Подвижный рисунок Диснея именуется по-английски… animated cartoon.
И в этом названии сплелись оба понятия: и «одушевленность» (anima – душа), и «подвижность» (animation – оживленность, подвижность).
И действительно, рисунок – «одушевлен через подвижность».
Даже это положение неразрывности – единства – одушевленности и движения уже глубоко «атавистично» и совершенно в соответствии со строем первобытного мышления.
Мне самому пришлось об этом писать на основе материалов северной мифологии – об этом единстве в связи с божественными функциями, которые нордический мир приписывал отцу богов – Одину-Вотану, этому продукту «анимизации» сил природы.
В статье моей «Воплощение мифа» в связи с постановкой в Большом театре СССР «Валькирии» Вагнера я писал (журнал «Театр», № 10, октябрь 1940 г.):
«Вотану отведена стихия Воздуха… Но так как восприятие этой стихии возможно лишь в движении, то Вотан неразрывно с этим олицетворяет собою и движение, движение вообще. Движение, охватывающее все его виды – от нежнейшего дуновения ветерка до всесокрушающего урагана бурь.
Но сознание, творящее и порождающее мифы, не знает еще разрыва между прямым и переносным пониманием. Вотан, олицетворяя движение вообще и движение сил природы в первую очередь, одновременно с этим воплощает весь диапазон душевных движений: нежность чувств влюбленных и лирическое вдохновение певца и поэта, равно как и боевую страстность воинов и мужественное бешенство героев древности…»

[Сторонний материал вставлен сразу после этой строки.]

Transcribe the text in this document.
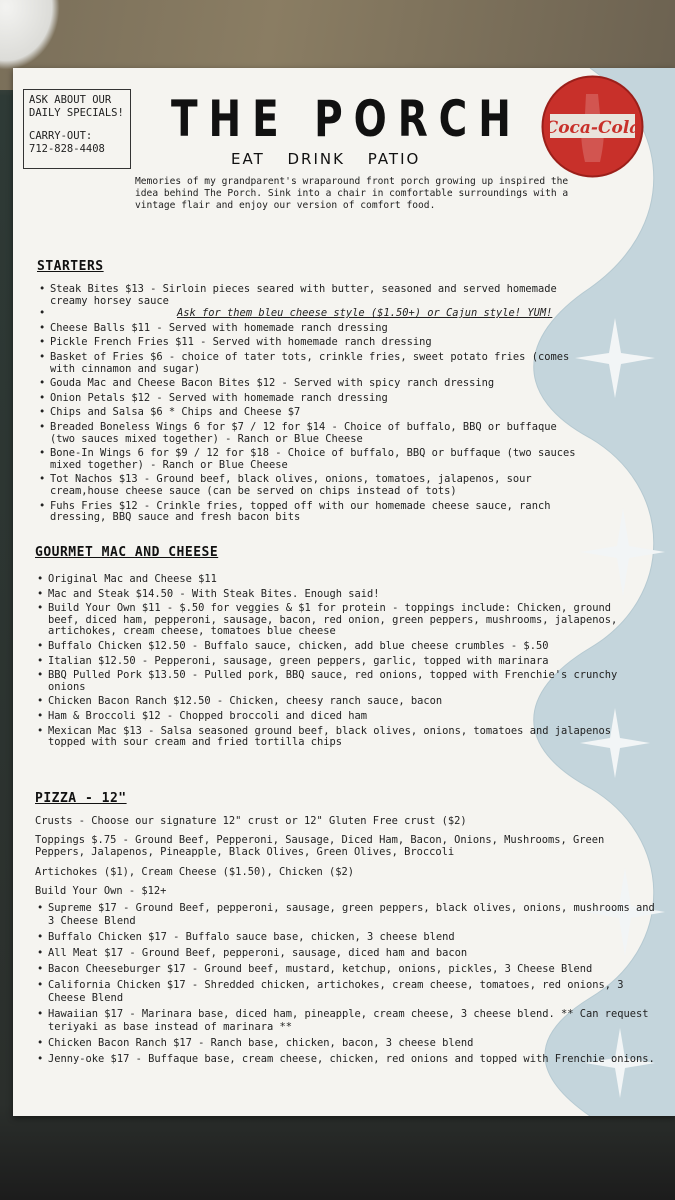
ASK ABOUT OUR
DAILY SPECIALS!
CARRY-OUT:
712-828-4408
THE PORCH
EAT DRINK PATIO
Coca-Cola
Memories of my grandparent's wraparound front porch growing up inspired the idea behind The Porch. Sink into a chair in comfortable surroundings with a vintage flair and enjoy our version of comfort food.
STARTERS
• Steak Bites $13 - Sirloin pieces seared with butter, seasoned and served homemade creamy horsey sauce
• Ask for them bleu cheese style ($1.50+) or Cajun style! YUM!
• Cheese Balls $11 - Served with homemade ranch dressing
• Pickle French Fries $11 - Served with homemade ranch dressing
• Basket of Fries $6 - choice of tater tots, crinkle fries, sweet potato fries (comes with cinnamon and sugar)
• Gouda Mac and Cheese Bacon Bites $12 - Served with spicy ranch dressing
• Onion Petals $12 - Served with homemade ranch dressing
• Chips and Salsa $6 * Chips and Cheese $7
• Breaded Boneless Wings 6 for $7 / 12 for $14 - Choice of buffalo, BBQ or buffaque (two sauces mixed together) - Ranch or Blue Cheese
• Bone-In Wings 6 for $9 / 12 for $18 - Choice of buffalo, BBQ or buffaque (two sauces mixed together) - Ranch or Blue Cheese
• Tot Nachos $13 - Ground beef, black olives, onions, tomatoes, jalapenos, sour cream,house cheese sauce (can be served on chips instead of tots)
• Fuhs Fries $12 - Crinkle fries, topped off with our homemade cheese sauce, ranch dressing, BBQ sauce and fresh bacon bits
GOURMET MAC AND CHEESE
• Original Mac and Cheese $11
• Mac and Steak $14.50 - With Steak Bites. Enough said!
• Build Your Own $11 - $.50 for veggies & $1 for protein - toppings include: Chicken, ground beef, diced ham, pepperoni, sausage, bacon, red onion, green peppers, mushrooms, jalapenos, artichokes, cream cheese, tomatoes blue cheese
• Buffalo Chicken $12.50 - Buffalo sauce, chicken, add blue cheese crumbles - $.50
• Italian $12.50 - Pepperoni, sausage, green peppers, garlic, topped with marinara
• BBQ Pulled Pork $13.50 - Pulled pork, BBQ sauce, red onions, topped with Frenchie's crunchy onions
• Chicken Bacon Ranch $12.50 - Chicken, cheesy ranch sauce, bacon
• Ham & Broccoli $12 - Chopped broccoli and diced ham
• Mexican Mac $13 - Salsa seasoned ground beef, black olives, onions, tomatoes and jalapenos topped with sour cream and fried tortilla chips
PIZZA - 12"
Crusts - Choose our signature 12" crust or 12" Gluten Free crust ($2)
Toppings $.75 - Ground Beef, Pepperoni, Sausage, Diced Ham, Bacon, Onions, Mushrooms, Green Peppers, Jalapenos, Pineapple, Black Olives, Green Olives, Broccoli
Artichokes ($1), Cream Cheese ($1.50), Chicken ($2)
Build Your Own - $12+
• Supreme $17 - Ground Beef, pepperoni, sausage, green peppers, black olives, onions, mushrooms and 3 Cheese Blend
• Buffalo Chicken $17 - Buffalo sauce base, chicken, 3 cheese blend
• All Meat $17 - Ground Beef, pepperoni, sausage, diced ham and bacon
• Bacon Cheeseburger $17 - Ground beef, mustard, ketchup, onions, pickles, 3 Cheese Blend
• California Chicken $17 - Shredded chicken, artichokes, cream cheese, tomatoes, red onions, 3 Cheese Blend
• Hawaiian $17 - Marinara base, diced ham, pineapple, cream cheese, 3 cheese blend. ** Can request teriyaki as base instead of marinara **
• Chicken Bacon Ranch $17 - Ranch base, chicken, bacon, 3 cheese blend
• Jenny-oke $17 - Buffaque base, cream cheese, chicken, red onions and topped with Frenchie onions.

Совершенно из того же принципа вытекает и положение: раз движется, значит одушевлен, т. е. движим внутренним самостоятельным волевым импульсом.
До какой степени – не в логически-сознательном разрезе, а в чувственно-воспринимающем – и мы подвержены ежеминутно этому же самому феномену, видно из восприятия «живых» рисунков того же Диснея.
Знаем же мы, что это – рисунки, а не живые существа.
Знаем же мы, что это – проекции рисунков на экран.
Знаем же мы, что это – «чудеса» и трюки техники, что подобных и существ-то на свете не бывает.
И неотрывно от этого:
мы ощущаем их живыми,
мы ощущаем их действующими, поступающими,
мы ощущаем их существующими и предполагаем даже мыслящими!
Но все из того же круга стадии мышления происходит и «анимизация» неподвижных предметов природы, предметов обихода, линий пейзажа и т. п.
Глаз наблюдающего (субъекта) «обегает» наблюдаемое (объект). В самом термине – «обегает» – сохранилась предшествующая стадия: когда «охват» предмета делался руками, а «обегание» его происходило… ногами вокруг предмета, руками не охватываемого. Затем этот процесс сконцентрировался в объем «охвата» взором – взором, «обегающим» предмет.